Itsuo Inouye / AP
Tuesday, July 7, 2009 | 7:10 a.m.
As Michael Jackson is remembered today with a public tribute event at Staples Center in Los Angeles, we’re getting a pretty clear idea of what sort of performing condition he was in during the final days of his life. As URL (Ubiquitous Robin Leach) reported on Vegas DeLuxe yesterday, Jackson was reportedly healthy enough only to perform a single, boffo concert, but not the full set of 50 dates scheduled in London’s 02 Arena. He was remarkably thin, but could still impress in spurts by performing his familiar steps with the 02 band and dancers.
Since his death, I’ve been in contact with someone I know who has been involved with the production of the shows, glumly and ironically titled “This Is It.” Following is an account of Jackson’s condition and demeanor on June 23, two days before he died at age 50 at his rented estate in L.A. The person is remaining anonymous, as the confidentiality agreement signed by everyone involved with the show might still be in place if the footage recorded during rehearsals is released as a documentary about the creation of the show:
“After weeks wading through hours of archive footage and Jackson’s short films, we were at Staples Center on the afternoon of Tuesday, June 23, to meet with director Kenny Ortega and Michael himself, who was very hands-on with every detail of the concert. While there, I had an extensive behind-the-scenes look at the show. What they had created and planned for this concert tour was going to be unprecedented: a video montage of Michael’s videos and short films spanning the full width of the stage, 3D displays, costumes, puppets and magic illusions –- it was going to be incredible.
“The band gathered onstage and began to casually rehearse. The musicians assembled for these concerts were all top-notch. There was a new young female guitarist named Orianthi Pangaris, who can’t be older than 24 (she is 23), and as you will see from the rehearsal footage that has been released, she can play. Hearing the band rehearsing songs, instrumentally, that are so iconic was amazing in itself. As you can imagine, hearing the raw grooves to “Human Nature,” “Beat It” and “Thriller,” with its deep, synth notes, was amazing, and I couldn’t help but to start singing the lyrics to myself.
“I waited outside the dressing room as two members of the production team met with Michael. When one who had known Michael for years came out, he remarked about how thin Michael was, saying he was “thinner than I’ve ever seen him.”
“Back out in Staples Center main hall, out onstage, the band unceremoniously gathered as the dancers were working on choreography. Tables and chairs were lined up in front of the stage for the director and crew, so I knew that rehearsal was going to happen soon. They started playing “Wanna Be Startin' Somethin’, ” and the dancers started going through the choreography. It was mid-song when Michael casually appeared onstage and jumped right into the choreography, wearing a microphone headset. It was an amazing moment. Nothing was compromised or left raw for this rehearsal, as the sound, the lights, the screen -- everything was operating as if it were in London in front of 30,000 fans.
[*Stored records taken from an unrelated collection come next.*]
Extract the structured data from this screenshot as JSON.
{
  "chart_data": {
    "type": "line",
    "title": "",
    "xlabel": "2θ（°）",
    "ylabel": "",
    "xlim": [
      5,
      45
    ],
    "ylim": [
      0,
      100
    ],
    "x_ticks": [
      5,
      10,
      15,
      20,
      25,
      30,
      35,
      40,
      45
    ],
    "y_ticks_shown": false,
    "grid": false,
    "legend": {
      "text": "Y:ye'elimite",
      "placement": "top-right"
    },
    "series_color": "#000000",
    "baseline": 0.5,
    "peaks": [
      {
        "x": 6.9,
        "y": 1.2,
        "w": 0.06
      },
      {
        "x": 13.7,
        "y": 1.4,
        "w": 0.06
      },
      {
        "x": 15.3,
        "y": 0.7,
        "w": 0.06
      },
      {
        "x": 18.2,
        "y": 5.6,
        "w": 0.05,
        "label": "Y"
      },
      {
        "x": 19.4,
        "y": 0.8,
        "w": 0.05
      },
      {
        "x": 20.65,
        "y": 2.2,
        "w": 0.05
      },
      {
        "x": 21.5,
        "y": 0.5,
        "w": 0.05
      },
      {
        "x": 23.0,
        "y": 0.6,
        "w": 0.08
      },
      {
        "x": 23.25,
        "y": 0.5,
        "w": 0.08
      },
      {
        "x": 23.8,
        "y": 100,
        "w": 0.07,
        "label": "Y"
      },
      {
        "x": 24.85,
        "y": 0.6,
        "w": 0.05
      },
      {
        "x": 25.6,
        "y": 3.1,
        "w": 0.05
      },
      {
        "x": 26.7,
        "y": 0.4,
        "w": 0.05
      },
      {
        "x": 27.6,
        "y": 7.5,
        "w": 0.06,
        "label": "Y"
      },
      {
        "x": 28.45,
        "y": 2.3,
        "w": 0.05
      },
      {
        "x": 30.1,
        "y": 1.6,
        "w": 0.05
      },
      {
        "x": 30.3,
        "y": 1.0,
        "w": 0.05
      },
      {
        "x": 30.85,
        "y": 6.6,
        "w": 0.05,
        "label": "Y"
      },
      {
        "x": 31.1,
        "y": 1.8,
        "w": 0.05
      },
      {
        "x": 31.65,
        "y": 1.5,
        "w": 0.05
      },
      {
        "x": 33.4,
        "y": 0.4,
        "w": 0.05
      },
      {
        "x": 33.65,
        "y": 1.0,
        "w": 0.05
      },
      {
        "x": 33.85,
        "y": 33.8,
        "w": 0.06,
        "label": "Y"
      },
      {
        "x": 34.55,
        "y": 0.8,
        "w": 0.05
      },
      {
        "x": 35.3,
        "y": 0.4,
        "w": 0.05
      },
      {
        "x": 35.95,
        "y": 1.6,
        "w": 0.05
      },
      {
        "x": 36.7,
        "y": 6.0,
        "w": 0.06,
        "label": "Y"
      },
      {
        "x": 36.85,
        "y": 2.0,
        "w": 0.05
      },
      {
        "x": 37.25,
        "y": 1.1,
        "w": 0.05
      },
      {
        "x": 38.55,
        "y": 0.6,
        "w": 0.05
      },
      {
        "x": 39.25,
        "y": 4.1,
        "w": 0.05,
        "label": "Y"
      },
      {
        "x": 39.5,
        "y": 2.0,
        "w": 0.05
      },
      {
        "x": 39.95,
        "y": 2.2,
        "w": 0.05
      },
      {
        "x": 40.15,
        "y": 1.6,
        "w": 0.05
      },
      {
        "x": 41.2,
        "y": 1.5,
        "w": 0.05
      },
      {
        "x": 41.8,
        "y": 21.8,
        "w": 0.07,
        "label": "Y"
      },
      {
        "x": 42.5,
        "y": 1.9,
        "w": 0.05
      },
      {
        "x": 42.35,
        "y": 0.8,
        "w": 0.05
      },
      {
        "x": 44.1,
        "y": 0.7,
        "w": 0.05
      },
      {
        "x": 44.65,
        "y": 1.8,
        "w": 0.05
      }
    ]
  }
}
Michael was experiencing issues with his in-ear monitors, saying something like, “It feels like fists punching my eardrums,” often pulling the plugs out from his ears and letting them dangle on his shoulders.
“Although Michael did look quite thin, his dancing was not suffering. As the rehearsal progressed, he showed off many of his signature, iconic moves on “Beat It,” “Dirty Diana” and my favorite, “Smooth Criminal,” with the iconic leaning move that seems to defy gravity -- moves we’ve all come to know through his short films. The following numbers were simply amazing, and Michael kept up high energy level. In all, I saw 12 songs -- about three-quarters of the set list.
“The last time I saw Michael with in-person eyes, rather than on a video monitor offstage, it was from a distance backstage as he was waiting to make his entrance, with his back toward me. Standing next to him was someone who appeared to be a roadie or a stage manager. As Michael stood there, I could see this person talking to him. It looked like he could have been saying something like “Michael, I worked for you on the Bad Tour in 1993 …”
I have seen many artists who could have rolled their eyes at this type of person in this situation, or put up their hand and say, “Don’t bother me, I’m trying to rehearse,” but I watched Michael graciously shake this person’s hand with both of his hands and bow his head (when I noticed how long his hair was), probably saying the words “thank you” or “nice to meet you.” As I watched this, I thought, “This is the Michael the media doesn’t portray.” He looked so gracious. Shortly after that, the rehearsal ended, around midnight.”
Jackson appeared once more onstage, on Wednesday, June 24. That would be his last rehearsal.